Vein drainage: swelling of the posterior region of the mastoid bone.
Inflammation in the veins or thrombophlebitis
The typical body has sepsis.
The first stage: the patient has chronic inflammatory otitis media, suddenly has a high fever trembling. Sometimes chills, headache shiver.
Full-blown phase: high fever fluctuates, there are recurring chills, temperature table shaped bell tower. The circuit is also fast and slow with the temperature. The patient has a markedly infectious face: dry lips, dirty tongue, Gray face.
The bank behind the patient's mastoid bone pain.
The skin of the drainage vein is oedema.
Sometimes the patient has difficulty turning neck.
Swollen and painful carotid grooves.
Complete blood count: leukocytes increased; multiple nuclei increased.
Blood cultures can reveal bacteria.
Do the Queskenstedt test: pressure on the healthy side increases pressure, pressure on the patient side does not increase.
The composition of cerebrospinal fluid changes slightly.
Schuller scan: fuzzy mastoid bone may have cholesteatoma or uneven lateral margin.
Localized form, potentially constricted, no sepsis: depending on where the blood clot is located, there are specific signs.
If the blood clot is in a lateral vein: the posterior margin of the mastoid is swollen and presses on the painful patient.
If sheltering in bay scene
The cymbals are swollen.
Nerve paralysis IX, X, XI and XII.
Nerve paralysis IX.
Signs pull the curtain.
Solids swallowing disorder.
Disorders of the feeling of swallowing 1/3 behind the tongue.
Nerve paralysis X.
Disorder feeling half of the soft.
Disorders of saliva secretion.
Nerve paralysis XI.
Industry: soft half of the palate, larynx and tachycardia.
External branch: paralysis of the trapezium and sternum muscles.
Nerve paralysis XII: half tongue paralysis
Localized in the inner carotid vein: the patient has neck curl to one side pain and swelling.
Localized in another vein.
Vein drainage: the posterior margin of the mastoid bone is swollen.
The cavernous sinus veins.
Swelling of the eyelids.
Eyes bulging, or pus in the eye socket.
Blindness, paralysis of extrinsic muscles.
Upper jaw nerve pain.
Varicose veins in the forehead.
Upper vertical veins: symptoms of increased intracranial pressure, nosebleeds, varicose veins in the forehead
Blood clots can move to places causing: septicaemia, lung abscess, liver, kidney.
Queskenstedt (+) solution.
Test for cerebrospinal fluid.
Blood tests and blood transplants.
Damn the mastoid bone.
Reveal lateral veins until healed.
If there is an abscess inside the vein, open the abscess.
The problem of constriction of intravenous veins is still fever after 3-4 days.
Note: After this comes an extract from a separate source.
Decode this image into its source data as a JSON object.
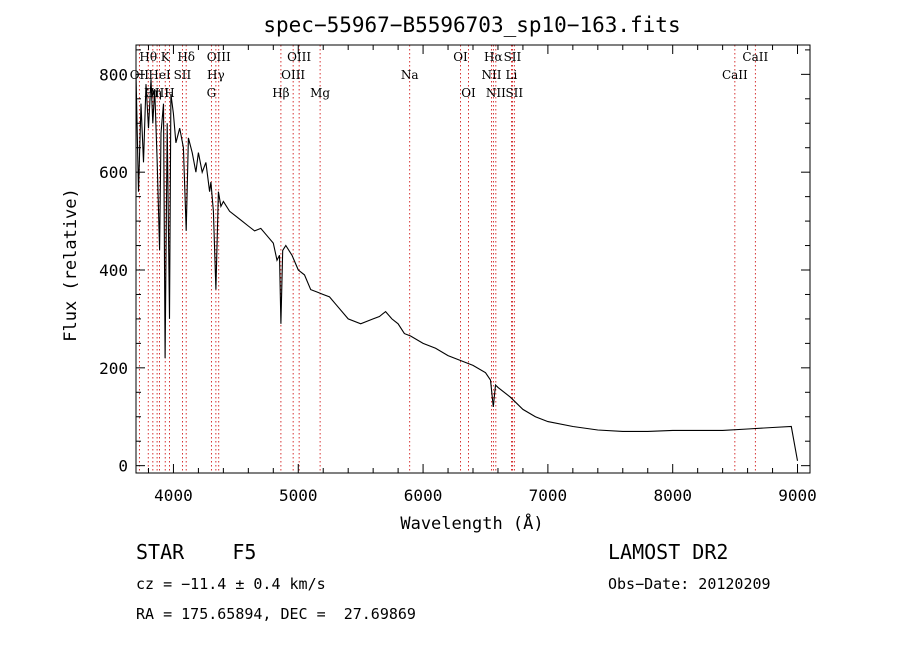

Grunert's surgery is rarely done today.
Fight infection with high dose of antibiotics and combination.
Improve physical condition: support heart, vitamins, sometimes need a blood transfusion.
Anticoagulants for lateral thrombophlebitis have no effect.
Actively treat otitis media or mastoiditis.
Early diagnosis and early management are required for chronic inflammatory otitis media.
May occur after acute otitis media or chronic cholesteatoma otitis, especially in the presence of recurrent inflammation.
Deaf reception type, tinnitus.
Serum atrial anaesthesia, clinical symptoms are usually milder: antibiotics, corticosteroids.
Purulent anaesthesia: mastoid surgery, antibiotics. There are cases to destroy the atrium.
Note: Atrial labyrinthitis can cause meningitis through the inner ear canal. Meningitis, on the other hand, can also cause labyrinthitis, leading to severe hearing loss on one or both sides.
Ear infections, acute and chronic otitis media can all cause peripheral facial paralysis.
The motor paralysis of the facial muscles manifests very differently. In the lightest body, when showing facial expressions, the face is disproportionate and the eyelids are not closed. Severe form: complete paralysis, loss of forehead wrinkles, nasolabial folds, central eccentricity, laughing, crying ... mouth is distorted to the good side, the paralysis of the eyes on the side is not closed " brand Charles Bell).
Acute otitis media: Incision of the eardrum.
Acute and chronic mastoiditis: mastoid surgery.
In all cases, record and assess the level of paralysis from the beginning, monitor the changes of the level of paralysis if not or worsen, then send to a specialist.